I stopped counting at one hundred and eighty black-hulled triremes. In fact, I was later told by Dionysius that at its height, we had more than three hundred and seventy in the fleet — probably the mightiest gathering of Greek ships that there ever was. Everyone had come — Nearchos, my former pupil from Crete, was there with five ships, and the Samians had a hundred. Miletus itself had crewed seventy, leaving the city with a skeleton army to guard it.
And Miltiades was a great enough man to smile and shake Dionysius’s hand.
However it had been done, the alliance was the work of gods, not men. Never had so many quarrelling Greeks come together. They filled the beaches of Samos, and the Persians ought to have surrendered in terror.
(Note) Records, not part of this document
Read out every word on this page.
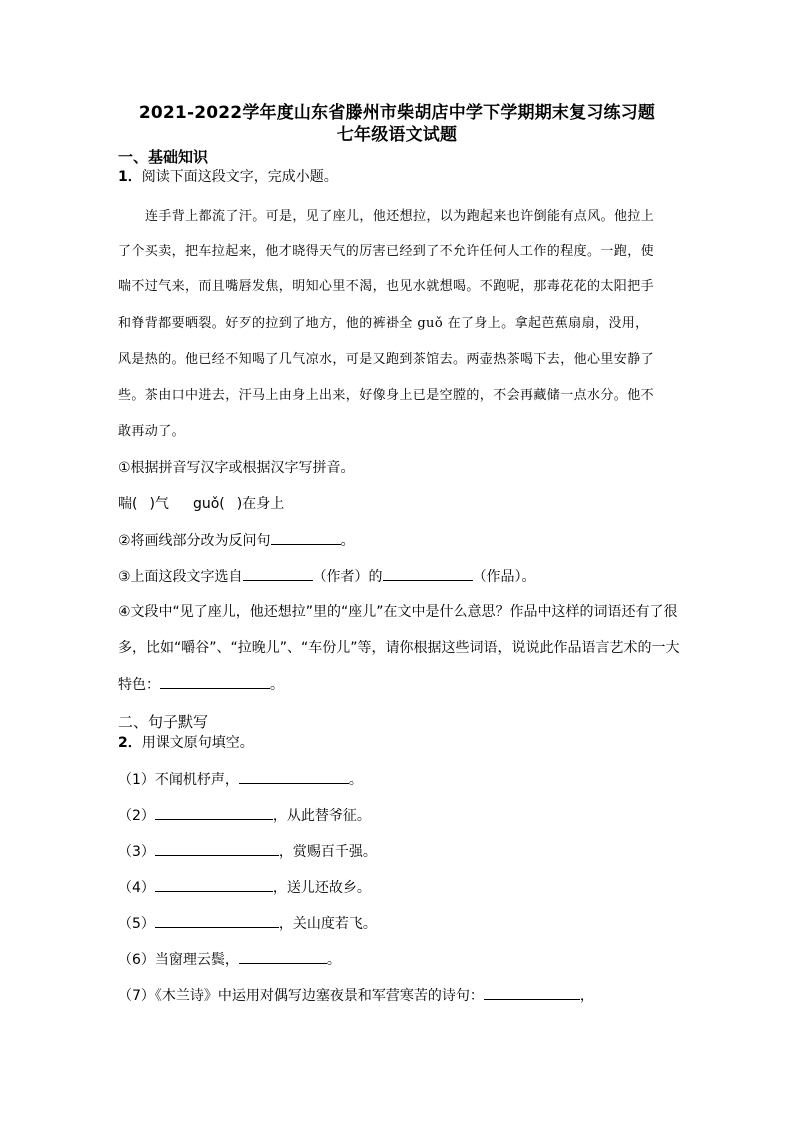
2021-2022学年度山东省滕州市柴胡店中学下学期期末复习练习题
七年级语文试题
一、基础知识
1．阅读下面这段文字，完成小题。
连手背上都流了汗。可是，见了座儿，他还想拉，以为跑起来也许倒能有点风。他拉上
了个买卖，把车拉起来，他才晓得天气的厉害已经到了不允许任何人工作的程度。一跑，使
喘不过气来，而且嘴唇发焦，明知心里不渴，也见水就想喝。不跑呢，那毒花花的太阳把手
和脊背都要晒裂。好歹的拉到了地方，他的裤褂全 guǒ 在了身上。拿起芭蕉扇扇，没用，
风是热的。他已经不知喝了几气凉水，可是又跑到茶馆去。两壶热茶喝下去，他心里安静了
些。茶由口中进去，汗马上由身上出来，好像身上已是空膛的，不会再藏储一点水分。他不
敢再动了。
①根据拼音写汉字或根据汉字写拼音。
喘( )气 guǒ( )在身上
②将画线部分改为反问句	。
③上面这段文字选自	（作者）的	（作品）。
④文段中“见了座儿，他还想拉”里的“座儿”在文中是什么意思？作品中这样的词语还有了很
多，比如“嚼谷”、“拉晚儿”、“车份儿”等，请你根据这些词语，说说此作品语言艺术的一大
特色：	。
二、句子默写
2．用课文原句填空。
（1）不闻机杼声，	。
（2）	，从此替爷征。
（3）	，赏赐百千强。
（4）	，送儿还故乡。
（5）	，关山度若飞。
（6）当窗理云鬓，	。
（7）《木兰诗》中运用对偶写边塞夜景和军营寒苦的诗句：	，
But both Datis and Artaphernes were made of sterner stuff than that. Datis fortified his camp to an even greater degree and sent out the word all along the Asian coast, demanding the service of every vassal that the Great King had. And Artaphernes gathered his guards and his court, and moved his personal army to Miletus. He was not the kind to lead from behind.
Dionysius was a fine admiral and a great sailor, but he was a poor orator and worse leader of men, and his constant harping on the ill-training of the Ionian and Aeolian oarsmen smacked of racial superiority, as his own men were mostly Dorians. The Samians hated him. They hated Miltiades just as much, and openly pressed for a Samian — Demetrios, in fact — to take command of the fleet. Let me just say, thugater, that their claims had a certain justice. They had a hundred ships and no one else had nearly that number. Miletus had but seventy, despite being the richest Greek city in the world, and Histiaeus declined to leave his citadel anyway, even though he was the one man who might have taken command without a voice being raised against him.